The Texas Rangers are one of the hottest teams in Major League Baseball entering the final full month of the 2025 regular season and there is a noticeable absence from that run that might surprise people.
In the team's current six-game win streak and 9-1 in their last 10 games, the Rangers have mostly been without eight stars, including Gold Glove second baseman Marcus Semien who went down with a left foot contusion on August 23.
Coming off an electric, extra-innings comeback win on Monday, Texas has closed the gap to the Seattle Mariners for the final AL Wild Card spot to 1.5 games as they enter the second of three against the Diamondbacks in Phoenix on Tuesday evening.

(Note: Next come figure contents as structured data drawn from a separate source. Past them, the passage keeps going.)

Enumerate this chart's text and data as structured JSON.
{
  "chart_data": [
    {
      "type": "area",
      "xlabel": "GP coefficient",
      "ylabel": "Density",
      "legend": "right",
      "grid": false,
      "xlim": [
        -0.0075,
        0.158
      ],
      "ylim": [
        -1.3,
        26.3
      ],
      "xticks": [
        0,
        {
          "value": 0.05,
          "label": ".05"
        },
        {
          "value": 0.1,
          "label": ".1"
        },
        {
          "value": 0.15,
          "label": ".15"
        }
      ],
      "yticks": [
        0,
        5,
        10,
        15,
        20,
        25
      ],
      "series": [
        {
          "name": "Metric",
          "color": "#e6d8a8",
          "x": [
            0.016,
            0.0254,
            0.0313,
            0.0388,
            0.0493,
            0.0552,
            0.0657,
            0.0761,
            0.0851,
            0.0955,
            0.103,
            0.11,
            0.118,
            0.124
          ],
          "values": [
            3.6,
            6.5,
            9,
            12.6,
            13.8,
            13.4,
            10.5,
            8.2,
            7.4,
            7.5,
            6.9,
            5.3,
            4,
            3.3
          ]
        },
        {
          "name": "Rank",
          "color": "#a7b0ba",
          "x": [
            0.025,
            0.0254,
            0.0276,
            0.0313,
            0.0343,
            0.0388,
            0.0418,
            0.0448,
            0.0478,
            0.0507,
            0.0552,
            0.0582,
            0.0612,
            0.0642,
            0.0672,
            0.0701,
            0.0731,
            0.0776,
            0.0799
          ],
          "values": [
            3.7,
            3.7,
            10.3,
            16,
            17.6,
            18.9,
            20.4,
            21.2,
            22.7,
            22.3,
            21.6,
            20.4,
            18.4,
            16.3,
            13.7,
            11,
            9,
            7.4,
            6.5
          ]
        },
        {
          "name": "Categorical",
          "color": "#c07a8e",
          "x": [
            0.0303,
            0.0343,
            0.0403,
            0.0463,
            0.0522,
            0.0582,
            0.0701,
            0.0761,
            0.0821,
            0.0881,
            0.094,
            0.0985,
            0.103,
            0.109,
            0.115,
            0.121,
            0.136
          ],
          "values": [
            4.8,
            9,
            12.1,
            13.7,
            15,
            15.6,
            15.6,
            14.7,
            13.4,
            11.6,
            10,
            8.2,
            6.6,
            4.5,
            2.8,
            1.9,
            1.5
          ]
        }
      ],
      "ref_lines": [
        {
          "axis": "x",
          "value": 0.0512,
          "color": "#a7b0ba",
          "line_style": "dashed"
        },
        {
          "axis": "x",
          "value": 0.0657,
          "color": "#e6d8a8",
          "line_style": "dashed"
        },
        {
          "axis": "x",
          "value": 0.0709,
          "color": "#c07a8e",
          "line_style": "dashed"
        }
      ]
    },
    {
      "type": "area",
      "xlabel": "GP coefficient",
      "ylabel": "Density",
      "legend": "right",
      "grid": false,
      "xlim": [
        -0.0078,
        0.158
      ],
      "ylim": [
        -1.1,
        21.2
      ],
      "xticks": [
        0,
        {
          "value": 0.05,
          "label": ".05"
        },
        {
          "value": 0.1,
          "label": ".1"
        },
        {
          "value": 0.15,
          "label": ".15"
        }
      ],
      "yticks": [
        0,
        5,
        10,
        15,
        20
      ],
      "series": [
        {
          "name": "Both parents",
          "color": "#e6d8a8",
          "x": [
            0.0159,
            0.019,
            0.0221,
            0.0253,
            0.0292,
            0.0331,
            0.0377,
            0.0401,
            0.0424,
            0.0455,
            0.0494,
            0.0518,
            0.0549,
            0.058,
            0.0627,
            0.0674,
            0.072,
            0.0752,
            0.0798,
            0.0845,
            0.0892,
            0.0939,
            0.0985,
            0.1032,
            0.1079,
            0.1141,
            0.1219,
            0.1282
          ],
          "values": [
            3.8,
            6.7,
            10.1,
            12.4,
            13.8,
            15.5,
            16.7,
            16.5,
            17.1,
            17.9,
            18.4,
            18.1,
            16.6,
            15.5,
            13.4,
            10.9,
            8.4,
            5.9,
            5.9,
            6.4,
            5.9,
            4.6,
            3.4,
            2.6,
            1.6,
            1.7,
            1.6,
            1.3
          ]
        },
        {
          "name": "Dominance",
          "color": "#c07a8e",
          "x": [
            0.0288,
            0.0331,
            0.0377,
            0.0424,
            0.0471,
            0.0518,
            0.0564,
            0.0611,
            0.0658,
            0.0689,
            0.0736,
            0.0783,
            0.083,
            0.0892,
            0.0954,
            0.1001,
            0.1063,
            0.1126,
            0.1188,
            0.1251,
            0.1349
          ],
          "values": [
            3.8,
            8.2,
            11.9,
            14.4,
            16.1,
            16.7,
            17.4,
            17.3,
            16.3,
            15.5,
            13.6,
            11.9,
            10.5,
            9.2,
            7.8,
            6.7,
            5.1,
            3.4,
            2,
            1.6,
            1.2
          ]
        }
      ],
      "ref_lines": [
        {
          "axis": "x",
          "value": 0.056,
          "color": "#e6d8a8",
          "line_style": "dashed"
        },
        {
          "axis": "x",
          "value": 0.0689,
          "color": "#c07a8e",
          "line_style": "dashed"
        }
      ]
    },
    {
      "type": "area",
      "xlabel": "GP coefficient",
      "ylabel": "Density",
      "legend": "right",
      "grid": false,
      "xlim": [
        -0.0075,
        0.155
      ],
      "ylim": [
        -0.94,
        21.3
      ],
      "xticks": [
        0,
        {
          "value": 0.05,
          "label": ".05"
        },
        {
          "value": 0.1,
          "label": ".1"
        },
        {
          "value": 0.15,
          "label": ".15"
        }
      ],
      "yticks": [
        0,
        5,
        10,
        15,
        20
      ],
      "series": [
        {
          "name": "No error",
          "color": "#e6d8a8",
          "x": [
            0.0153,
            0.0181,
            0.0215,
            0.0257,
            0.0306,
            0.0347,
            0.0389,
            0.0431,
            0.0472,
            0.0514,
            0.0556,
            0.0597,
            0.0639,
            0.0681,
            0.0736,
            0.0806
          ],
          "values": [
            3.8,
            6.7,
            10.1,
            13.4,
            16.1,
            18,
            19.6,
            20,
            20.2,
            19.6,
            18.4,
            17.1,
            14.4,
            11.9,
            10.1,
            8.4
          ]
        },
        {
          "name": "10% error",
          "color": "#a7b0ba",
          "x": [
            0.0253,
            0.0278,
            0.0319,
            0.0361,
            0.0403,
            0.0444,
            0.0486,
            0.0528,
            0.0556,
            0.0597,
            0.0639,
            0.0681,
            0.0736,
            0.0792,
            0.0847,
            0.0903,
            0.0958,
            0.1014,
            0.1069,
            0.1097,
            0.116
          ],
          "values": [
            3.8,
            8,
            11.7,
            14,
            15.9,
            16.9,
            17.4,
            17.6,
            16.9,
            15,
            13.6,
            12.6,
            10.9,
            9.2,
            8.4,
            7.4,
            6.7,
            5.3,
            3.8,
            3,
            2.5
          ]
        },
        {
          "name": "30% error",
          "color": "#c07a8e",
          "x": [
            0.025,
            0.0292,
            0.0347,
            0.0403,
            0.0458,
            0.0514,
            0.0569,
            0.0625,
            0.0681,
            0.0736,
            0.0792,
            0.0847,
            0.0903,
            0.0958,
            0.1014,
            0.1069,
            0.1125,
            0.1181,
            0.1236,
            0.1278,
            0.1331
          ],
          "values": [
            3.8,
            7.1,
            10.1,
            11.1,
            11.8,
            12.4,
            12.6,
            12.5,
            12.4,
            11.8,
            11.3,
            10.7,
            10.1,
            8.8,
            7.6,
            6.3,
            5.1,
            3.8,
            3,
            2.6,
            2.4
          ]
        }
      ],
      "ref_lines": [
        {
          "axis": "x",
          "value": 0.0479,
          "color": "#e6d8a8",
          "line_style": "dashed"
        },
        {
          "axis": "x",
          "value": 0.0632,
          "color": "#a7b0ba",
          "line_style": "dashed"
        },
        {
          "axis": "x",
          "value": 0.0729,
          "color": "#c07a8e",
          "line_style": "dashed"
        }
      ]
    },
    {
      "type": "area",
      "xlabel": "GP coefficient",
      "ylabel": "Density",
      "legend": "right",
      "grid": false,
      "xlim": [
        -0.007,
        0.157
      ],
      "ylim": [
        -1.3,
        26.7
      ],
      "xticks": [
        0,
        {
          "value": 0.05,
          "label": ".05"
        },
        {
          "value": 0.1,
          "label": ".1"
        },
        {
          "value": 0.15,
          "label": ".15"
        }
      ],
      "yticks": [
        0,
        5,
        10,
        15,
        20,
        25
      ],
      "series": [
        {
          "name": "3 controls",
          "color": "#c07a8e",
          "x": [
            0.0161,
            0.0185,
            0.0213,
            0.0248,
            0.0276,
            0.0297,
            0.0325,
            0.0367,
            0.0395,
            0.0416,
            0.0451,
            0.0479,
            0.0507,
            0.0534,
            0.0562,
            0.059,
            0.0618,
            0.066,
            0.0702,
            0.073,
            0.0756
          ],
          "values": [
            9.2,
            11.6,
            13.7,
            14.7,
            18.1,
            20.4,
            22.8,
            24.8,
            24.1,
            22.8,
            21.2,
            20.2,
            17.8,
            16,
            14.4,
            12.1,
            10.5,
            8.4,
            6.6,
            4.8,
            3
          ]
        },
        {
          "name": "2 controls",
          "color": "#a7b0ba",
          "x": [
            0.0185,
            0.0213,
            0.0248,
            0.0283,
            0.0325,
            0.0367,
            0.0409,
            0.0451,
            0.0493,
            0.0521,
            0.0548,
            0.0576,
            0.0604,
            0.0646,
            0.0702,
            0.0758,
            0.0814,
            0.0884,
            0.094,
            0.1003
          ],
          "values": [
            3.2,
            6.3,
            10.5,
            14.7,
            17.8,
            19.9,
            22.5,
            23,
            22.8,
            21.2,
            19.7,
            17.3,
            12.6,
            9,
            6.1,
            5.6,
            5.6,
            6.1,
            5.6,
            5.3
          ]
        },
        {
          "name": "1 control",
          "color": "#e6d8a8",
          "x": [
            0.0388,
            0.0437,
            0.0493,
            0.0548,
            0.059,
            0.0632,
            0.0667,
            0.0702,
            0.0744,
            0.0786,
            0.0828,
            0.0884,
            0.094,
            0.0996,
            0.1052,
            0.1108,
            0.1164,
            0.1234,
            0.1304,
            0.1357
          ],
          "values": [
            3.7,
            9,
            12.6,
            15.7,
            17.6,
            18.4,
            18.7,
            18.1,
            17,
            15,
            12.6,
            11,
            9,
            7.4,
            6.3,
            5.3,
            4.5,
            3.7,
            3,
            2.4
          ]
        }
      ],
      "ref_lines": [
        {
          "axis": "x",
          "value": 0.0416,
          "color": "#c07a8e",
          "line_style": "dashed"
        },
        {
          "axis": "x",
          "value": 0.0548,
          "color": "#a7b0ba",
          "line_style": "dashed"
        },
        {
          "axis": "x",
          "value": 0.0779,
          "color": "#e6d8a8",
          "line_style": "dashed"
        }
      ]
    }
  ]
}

Second base production off charts in absence of Marcus Semien
Manager Bruce Bochy has mostly used a platoon setup at second base since losing Semien to injury a over 10 days ago. The big names have been replaced by Josh Smith, Ezequiel Duran, Cody Freeman and briefly newly-acquired Dylan Moore.
In the 10-game stretch, that setup has yielded Texas a .344 batting average, .934 OPS, two homers, six RBIs and seven runs scored. Pretty miraculous given how poor Duran was the entire season, the limited MLB experience of Freeman and the DFA'd Moore, who was hitting below .200 when waived by Seattle.
This might be a case of timing and luck over skill but in the prior 127 games with Semien the luck was limited. The Rangers went on hot streaks, some even led by Semien but the team's latest and most important run is without him.
It does go beyond the recent 10-game streak for those players though. Most notably, Duran who had a terrific month of August. In 21 games this August, the 26-year-old is slashing .318/.338/.394 with five doubles, eight RBIs, seven runs and 21 base hits.
Does this put Semien's future in jeopardy?
Long story short, no it doesn't. But it should at least make for an interesting conversation over the offseason.
Semien is now on his second-straight poor season since his All-Star, MVP-caliber 2023 season and even though he is still a positive WAR player thanks to his defense, he is slowly starting to be on the bad side of his contract.
The 34-year-old will be in year five of his seven-year deal he signed prior to the 2022 season and ies expected to earn $26 million annually for the next two years before it slightly dips to $20 million in his final season in 2028.
Freeman on the other hand is a rookie and is still in his pre-arbitration years making only hundreds of thousands of dollars instead of 20-30 million each season. He still is young and unproven and even though he's shown flashes of potential he's still only hitting .225 in 40 MLB at-bats.
While this sample size is showing positive returns in the moments and the idea of dumping salary is appealing, it likely is best to hang on to Semien, at least until he starts showing real horrific returns.